We’ve looked at arranging your mortgage finance elsewhere, but one nettle you’ll have to grasp when you’re buying real estate in Italy is money transfer. Put simply, if you are buying a house in Italy you will have to pay in euros, the local currency, and that means at some point you’ll have to transfer your dollars or pounds into euros.
How and when you do that can make a difference to how much you end up paying. Few of us are interested in playing the currency exchange markets with all the uncertainty that entails, so we need to make as simple as possible what can be a fiddly business.
In theory it should all be a lot simpler than in the old days. Back in the Sixties and early Seventies, in the days of foreign exchange controls, there were strict limits on the quantity of foreign currency one could take abroad (older readers may remember foreign holidays with a shudder here). The amount was certainly far less than the purchase price of your villa for sale in Tuscany or apartment for sale in Rome. The answer was simply to stuff a valise with banknotes and pay cash.

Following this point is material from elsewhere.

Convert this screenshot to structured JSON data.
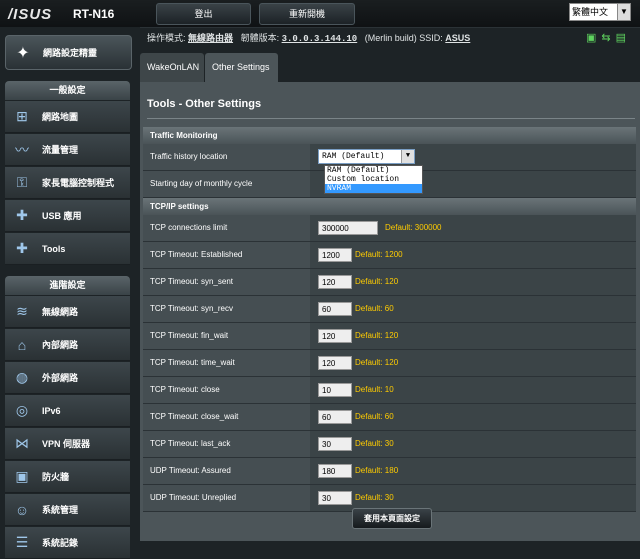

Thankfully we can now take as much cash abroad as we like, though we certainly don’t advise going to complete your purchase with suitcases full of hard cash, far too risky. These days shipping large amounts of cash aren’t going to see you fall foul of currency controls … more likely of suspicion of money laundering or being a drug dealer. Any amount in cash in excess of €10,300 must be declared to Customs, while letting it be known that you’re carrying large amounts of banknotes makes you an obvious target for thieves. But with modern banking systems, electronic banking, Swift, BACS and the rest it should be simple to do it the modern way, shouldn’t it? Well yes and no.
The systems are in place. Swift has become the system of choice between countries, and your bank will be able to arrange this for you, attaching the Swift number of the sending and receiving banks. There is a charge at each end (and by identifying who’s sending and receiving, the banks fulfill the anti-laundering demands of ’Know your customer’ legislation). It should be simple to flick a switch and electronically transfer cash, but many of us have encountered frustrations with the time these transfers take to go through. There is also the additional charge for currency exchange, and the possibility that you might get a nasty shock with the exchange rate, should the euro have strengthened against the dollar or pound in the interim.

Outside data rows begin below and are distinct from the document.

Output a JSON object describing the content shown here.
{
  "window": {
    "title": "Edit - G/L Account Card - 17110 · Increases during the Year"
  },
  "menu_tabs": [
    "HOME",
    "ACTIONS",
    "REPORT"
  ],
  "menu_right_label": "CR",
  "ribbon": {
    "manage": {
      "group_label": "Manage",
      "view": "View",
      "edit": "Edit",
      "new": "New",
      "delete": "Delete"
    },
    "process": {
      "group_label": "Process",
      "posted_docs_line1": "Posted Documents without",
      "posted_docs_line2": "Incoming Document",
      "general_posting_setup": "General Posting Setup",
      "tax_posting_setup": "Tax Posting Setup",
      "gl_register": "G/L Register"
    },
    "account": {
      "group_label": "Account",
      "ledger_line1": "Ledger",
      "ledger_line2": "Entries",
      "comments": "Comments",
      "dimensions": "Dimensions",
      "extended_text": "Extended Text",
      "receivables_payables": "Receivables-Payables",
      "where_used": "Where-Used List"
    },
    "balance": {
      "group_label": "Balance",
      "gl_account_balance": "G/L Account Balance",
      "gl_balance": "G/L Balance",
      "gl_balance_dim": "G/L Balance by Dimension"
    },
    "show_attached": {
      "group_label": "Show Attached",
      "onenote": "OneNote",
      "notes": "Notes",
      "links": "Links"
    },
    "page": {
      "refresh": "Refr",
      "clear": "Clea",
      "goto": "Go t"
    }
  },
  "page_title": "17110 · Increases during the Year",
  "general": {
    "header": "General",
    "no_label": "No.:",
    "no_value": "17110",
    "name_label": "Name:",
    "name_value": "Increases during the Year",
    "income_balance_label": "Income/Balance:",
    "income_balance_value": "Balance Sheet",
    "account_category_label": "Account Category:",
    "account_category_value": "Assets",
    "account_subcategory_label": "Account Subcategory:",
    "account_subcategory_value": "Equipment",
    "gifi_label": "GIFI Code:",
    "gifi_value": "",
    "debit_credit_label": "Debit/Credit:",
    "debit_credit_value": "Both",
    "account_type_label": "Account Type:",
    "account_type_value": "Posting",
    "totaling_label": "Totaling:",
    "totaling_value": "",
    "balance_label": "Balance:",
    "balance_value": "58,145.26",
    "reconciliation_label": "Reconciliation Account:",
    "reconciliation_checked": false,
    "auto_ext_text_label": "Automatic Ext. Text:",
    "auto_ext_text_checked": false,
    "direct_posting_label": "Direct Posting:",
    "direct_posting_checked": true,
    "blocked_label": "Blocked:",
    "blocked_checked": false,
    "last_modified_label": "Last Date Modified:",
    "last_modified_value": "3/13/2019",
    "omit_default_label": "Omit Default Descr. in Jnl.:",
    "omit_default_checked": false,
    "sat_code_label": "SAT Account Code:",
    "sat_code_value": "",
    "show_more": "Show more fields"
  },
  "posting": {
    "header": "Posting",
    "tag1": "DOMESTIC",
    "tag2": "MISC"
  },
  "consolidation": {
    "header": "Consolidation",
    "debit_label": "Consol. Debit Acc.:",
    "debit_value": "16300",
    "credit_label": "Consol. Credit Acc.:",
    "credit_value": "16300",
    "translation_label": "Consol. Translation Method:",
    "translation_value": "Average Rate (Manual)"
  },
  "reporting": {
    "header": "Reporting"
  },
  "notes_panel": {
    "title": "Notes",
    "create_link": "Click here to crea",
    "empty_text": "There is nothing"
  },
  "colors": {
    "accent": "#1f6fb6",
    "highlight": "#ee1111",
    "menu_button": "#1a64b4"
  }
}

Beware fluctuations in interest rates. You may look at the relative values of the dollar, the pound and the euro and decide it makes more sense just now to take out an Italian mortgage. At some point you have to convert from your home currency anyway, whether you take a euro mortgage direct (converting your £s or $s to €s each month), or mortgage at home and then buy a house in Italy for cash (converting your £s or $s to €s in one go).
You may have a long-term view on how rates are going to go, but that’s too much for most of us to constantly monitor. What you must consider is the uncertainty that monthly exchange rate fluctuations build into your mortgage payments – not just base rates to worry about but the relative values of £, $ and €.
Suffice to say, you should do things in good time — you don’t want to risk getting to the signing of the contracts and discover the money is not in place. You should also transfer more than you need, to guard against unexpected costs. You may decide that it pays to deal with one of the specialist currency transfer firms rather than a high street bank: it will be no surprise to learn that the big banks do not tend to offer the most competitive rates … Shop around! Solicitors or lawyers may also be able to arrange the money transfer, as they will already be set up for fund transfers for conveyancing and handling real estate purchases.
Consider too an offshore bank account. The Channel Islands of Guernsey and Jersey, The Isle of Man, Liechtenstein, Switzerland and Luxembourg all have banks competing eagerly for the financial accounts of expats. The savings here tend to be from tax efficiency rather than in preferential interest rates.